Para aderir aos Seus desígnios e fazer Sua vontade, é preciso ter uma profunda familiaridade com Ele e viver em sua intimidade. Pois, o contato com alguém com quem não se tem comunhão de almas, torna-se rapidamente penoso e acaba. O mesmo se dá com Deus e nós.
Deus se propõe educar-nos durante toda a vida, quer curar-nos e fazer com que nos assemelhemos cada vez mais a Seu Filho; mas para isso é preciso começar a ver todas as coisas à luz de Deus. Mas, uma alma só se torna adulta na fé quando se dedica à oração e à meditação. À medida que os anos passam em nossa vida, Deus, em cada etapa completa seus ensinamentos, e nos concede novas luzes que não julgara bom conceder antes. S. Gregório Magno (†604), papa e doutor da Igreja, recomendava – “Soli Deo vacare” (Ocupar-se somente de Deus).
O mundo existe para Deus. São Boaventura (†1234), doutor da Igreja, diz que Ele o criou para “comunicar e manifestar a sua glória, não para aumenta-la” (n. 293), como disse. Mas sem a contemplação o mundo perderia o seu sentido, pois que não existiria mais somente para Ele, ensina Langeac.
São Tomás de Aquino diz algo impressionante: “Na maioria daqueles que se dedicam às obras, não é a caridade perfeita que os impele, mas antes o desgosto da vida contemplativa”. (De perfect vitae spirit. c.23).
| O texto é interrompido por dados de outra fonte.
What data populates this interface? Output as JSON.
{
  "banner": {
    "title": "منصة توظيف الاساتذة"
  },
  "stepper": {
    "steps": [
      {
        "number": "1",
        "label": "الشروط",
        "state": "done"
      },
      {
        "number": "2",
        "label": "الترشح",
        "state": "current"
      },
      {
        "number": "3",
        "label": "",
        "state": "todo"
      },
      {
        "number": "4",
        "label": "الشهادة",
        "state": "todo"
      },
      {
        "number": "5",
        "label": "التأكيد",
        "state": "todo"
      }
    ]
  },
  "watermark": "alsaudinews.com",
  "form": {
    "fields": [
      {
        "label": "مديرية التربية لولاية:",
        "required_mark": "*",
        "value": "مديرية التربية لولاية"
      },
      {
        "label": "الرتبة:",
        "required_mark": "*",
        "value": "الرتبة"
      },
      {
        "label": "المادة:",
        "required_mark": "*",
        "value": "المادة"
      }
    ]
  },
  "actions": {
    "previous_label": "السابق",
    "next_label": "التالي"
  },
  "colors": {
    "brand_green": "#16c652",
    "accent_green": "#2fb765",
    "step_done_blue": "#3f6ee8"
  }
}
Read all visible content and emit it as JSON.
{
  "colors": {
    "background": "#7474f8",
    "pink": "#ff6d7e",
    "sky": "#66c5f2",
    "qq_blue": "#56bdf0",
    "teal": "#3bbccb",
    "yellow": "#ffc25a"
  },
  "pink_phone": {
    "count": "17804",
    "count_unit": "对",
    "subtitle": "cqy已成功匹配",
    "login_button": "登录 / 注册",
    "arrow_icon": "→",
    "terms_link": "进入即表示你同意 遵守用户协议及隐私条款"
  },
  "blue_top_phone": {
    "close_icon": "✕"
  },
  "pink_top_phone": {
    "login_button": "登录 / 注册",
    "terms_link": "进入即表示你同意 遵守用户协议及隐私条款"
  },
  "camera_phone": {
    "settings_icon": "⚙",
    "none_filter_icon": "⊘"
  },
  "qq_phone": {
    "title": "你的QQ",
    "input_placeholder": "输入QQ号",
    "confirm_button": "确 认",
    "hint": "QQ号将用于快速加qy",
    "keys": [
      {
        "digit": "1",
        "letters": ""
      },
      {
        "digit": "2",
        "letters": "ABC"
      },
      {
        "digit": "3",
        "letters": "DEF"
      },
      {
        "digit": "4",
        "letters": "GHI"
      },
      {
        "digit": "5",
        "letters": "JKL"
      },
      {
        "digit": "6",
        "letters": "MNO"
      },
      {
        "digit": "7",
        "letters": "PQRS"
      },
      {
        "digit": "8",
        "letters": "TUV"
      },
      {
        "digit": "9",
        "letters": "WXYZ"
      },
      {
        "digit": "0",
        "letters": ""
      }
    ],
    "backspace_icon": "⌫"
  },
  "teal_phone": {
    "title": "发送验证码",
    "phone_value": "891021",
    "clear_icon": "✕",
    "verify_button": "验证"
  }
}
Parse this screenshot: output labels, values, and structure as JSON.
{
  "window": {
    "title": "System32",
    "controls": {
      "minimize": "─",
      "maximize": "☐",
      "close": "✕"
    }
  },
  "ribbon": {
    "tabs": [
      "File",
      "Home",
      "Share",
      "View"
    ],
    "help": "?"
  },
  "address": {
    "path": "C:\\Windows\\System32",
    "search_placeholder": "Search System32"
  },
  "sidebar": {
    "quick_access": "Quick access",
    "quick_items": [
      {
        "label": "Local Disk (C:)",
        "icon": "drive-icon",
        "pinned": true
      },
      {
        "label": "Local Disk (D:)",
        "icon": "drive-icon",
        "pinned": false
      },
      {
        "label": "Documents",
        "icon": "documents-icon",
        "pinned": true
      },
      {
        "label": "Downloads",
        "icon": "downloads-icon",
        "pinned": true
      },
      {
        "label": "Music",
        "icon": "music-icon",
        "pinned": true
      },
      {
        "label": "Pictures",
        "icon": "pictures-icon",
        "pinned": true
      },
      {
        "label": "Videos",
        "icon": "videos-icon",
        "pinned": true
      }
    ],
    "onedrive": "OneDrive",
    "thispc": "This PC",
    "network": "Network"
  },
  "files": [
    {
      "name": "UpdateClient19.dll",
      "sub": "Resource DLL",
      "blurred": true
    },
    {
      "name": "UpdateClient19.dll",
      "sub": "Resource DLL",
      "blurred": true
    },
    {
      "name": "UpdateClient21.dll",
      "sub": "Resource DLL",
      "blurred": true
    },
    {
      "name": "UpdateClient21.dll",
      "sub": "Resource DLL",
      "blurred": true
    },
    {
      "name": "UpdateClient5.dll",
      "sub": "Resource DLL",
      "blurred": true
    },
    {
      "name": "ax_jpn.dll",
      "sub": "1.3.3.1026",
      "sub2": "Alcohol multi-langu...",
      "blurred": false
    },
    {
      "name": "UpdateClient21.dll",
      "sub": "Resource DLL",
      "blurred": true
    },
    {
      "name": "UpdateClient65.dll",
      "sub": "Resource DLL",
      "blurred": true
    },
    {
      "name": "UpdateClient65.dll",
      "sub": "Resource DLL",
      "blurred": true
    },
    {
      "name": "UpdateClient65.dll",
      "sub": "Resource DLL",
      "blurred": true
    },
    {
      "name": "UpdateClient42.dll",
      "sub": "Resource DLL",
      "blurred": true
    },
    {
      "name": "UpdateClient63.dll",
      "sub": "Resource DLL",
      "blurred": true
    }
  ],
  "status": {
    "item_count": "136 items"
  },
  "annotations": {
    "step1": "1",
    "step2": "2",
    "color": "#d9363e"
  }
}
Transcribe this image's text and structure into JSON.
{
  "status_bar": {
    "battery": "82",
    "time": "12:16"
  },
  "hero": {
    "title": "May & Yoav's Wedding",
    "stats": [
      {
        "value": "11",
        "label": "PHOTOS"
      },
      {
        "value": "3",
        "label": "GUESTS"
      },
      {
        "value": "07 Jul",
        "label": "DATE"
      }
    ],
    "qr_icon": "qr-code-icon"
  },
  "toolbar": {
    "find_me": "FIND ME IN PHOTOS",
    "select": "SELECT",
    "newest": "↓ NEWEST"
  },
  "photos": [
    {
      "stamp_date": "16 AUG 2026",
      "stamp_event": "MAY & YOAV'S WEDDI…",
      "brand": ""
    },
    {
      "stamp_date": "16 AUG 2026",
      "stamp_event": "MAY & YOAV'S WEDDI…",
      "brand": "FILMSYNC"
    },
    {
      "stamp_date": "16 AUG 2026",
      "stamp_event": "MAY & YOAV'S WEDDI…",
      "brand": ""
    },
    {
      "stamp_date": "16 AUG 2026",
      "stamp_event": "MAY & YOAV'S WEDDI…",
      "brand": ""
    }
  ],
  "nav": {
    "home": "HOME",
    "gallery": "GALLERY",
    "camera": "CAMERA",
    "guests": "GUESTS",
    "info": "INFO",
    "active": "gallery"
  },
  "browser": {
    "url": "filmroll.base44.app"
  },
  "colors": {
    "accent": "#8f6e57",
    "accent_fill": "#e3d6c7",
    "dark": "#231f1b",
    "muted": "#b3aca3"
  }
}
É como se o ativismo fosse uma fuga da contemplação.
E ainda: “De bom grado, ou pelo menos sem muito constrangimento, desertam a contemplação divina para se ocuparem dos negócios da terra e mostram assim que não têm nada ou bem pouco de verdadeira caridade” (De Car. A 11).
É nos momentos de intimidade com o Senhor na oração que ele nos educará, nos formará e nos curará. Nos fará a imagem de Jesus.